I smiled and bowed her back into the ladies’ room. Two women came by a minute and sixteen seconds later. They looked at me in mild askance as I leaned against the wall beside the door. I shrugged and smiled. They went past me in silence and entered the ladies’ room. Two minutes later Susan came out.
“I didn’t even look in the mirror,” she said. “Just washed my hands and came right out.”
“I don’t believe you,” I said.
She smiled.
“I didn’t look very long,” she said.
She walked back to her table and sat down. I walked on to the bar.
“Fella wanted your seat,” Hawk said. “I told him it was taken.”
“He give you a hard time?” I said.
Hawk smiled.

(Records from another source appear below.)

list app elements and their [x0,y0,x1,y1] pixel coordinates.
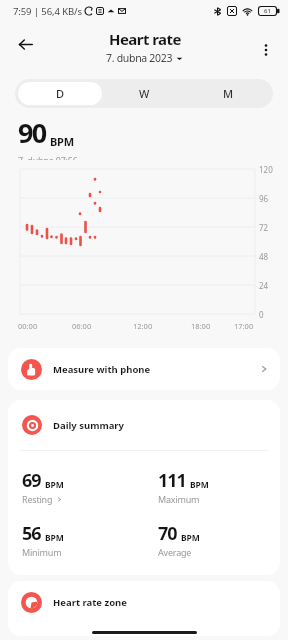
staticText: 7. dubna 2023 [106,51,173,65]
staticText: BPM [190,479,209,491]
staticText: 48 [259,251,269,262]
staticText: 24 [259,280,269,291]
staticText: Heart rate zone [53,596,127,609]
staticText: D [56,86,65,101]
staticText: M [223,86,234,101]
staticText: 00:00 [18,321,38,331]
button[interactable]: Measure with phone [8,348,280,390]
staticText: Minimum [22,546,62,558]
staticText: BPM [45,532,64,544]
staticText: 18:00 [191,321,211,331]
staticText: BPM [50,134,74,149]
staticText: 7:59 | 56,4 KB/s [13,5,82,18]
staticText: 69 [22,468,41,493]
staticText: 06:00 [72,321,92,331]
staticText: 17:00 [234,321,254,331]
staticText: BPM [181,532,200,544]
button[interactable]: 70 [158,521,268,558]
staticText: 120 [259,164,273,175]
staticText: 56 [22,521,41,546]
staticText: 12:00 [133,321,153,331]
staticText: Average [158,546,192,558]
staticText: 96 [259,193,269,204]
staticText: 61 [264,7,271,15]
staticText: 7. dubna 07:56 [18,154,78,160]
button[interactable]: 7. dubna 2023 [104,50,185,66]
staticText: 72 [259,222,269,233]
staticText: 0 [259,309,264,320]
staticText: Measure with phone [53,363,151,376]
button[interactable]: More options [252,36,280,64]
staticText: Daily summary [53,419,125,432]
button[interactable]: 111 [158,468,268,505]
staticText: Maximum [158,493,200,505]
button[interactable]: M [186,82,270,105]
staticText: Heart rate [109,29,181,49]
staticText: 70 [158,521,177,546]
staticText: Resting [22,493,53,505]
button[interactable]: Back [8,27,42,61]
button[interactable]: Heart rate zone [8,581,280,636]
button[interactable]: 69 [22,468,158,505]
staticText: BPM [45,479,64,491]
staticText: W [139,86,150,101]
button[interactable]: D [18,82,102,105]
staticText: 90 [18,114,46,151]
button[interactable]: 56 [22,521,158,558]
button[interactable]: W [102,82,186,105]
staticText: 111 [158,468,186,493]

I nodded.
“Probably thought he was brave to ask,” I said.
“Was,” Hawk said.
We sat looking at the handsome room, full of handsome people, most of whom were handsomely dressed. No one appeared dangerous, which didn’t mean that nobody was. Especially us.
“Susan mentioned that Perry Alderson seemed to have some experience with psychotherapy,” I said.
“She did,” Hawk said.
“Red told me that he met Perry when he was down and out in Cleveland and Perry did some street counseling,” I said.
“He say who Perry worked for?” Hawk said.
“No.”
“FBI got any info on him in Cleveland?” Hawk said.
“No. “
“Don’t mean there is no info,” Hawk said.
“It don’t,” I said.
“Do mean somebody got to go get it,” Hawk said.
“It do,” I said.
We both watched Susan in animated conversation with three other women. They were all attractive women, but they all seemed pallid in Susan’s penumbra.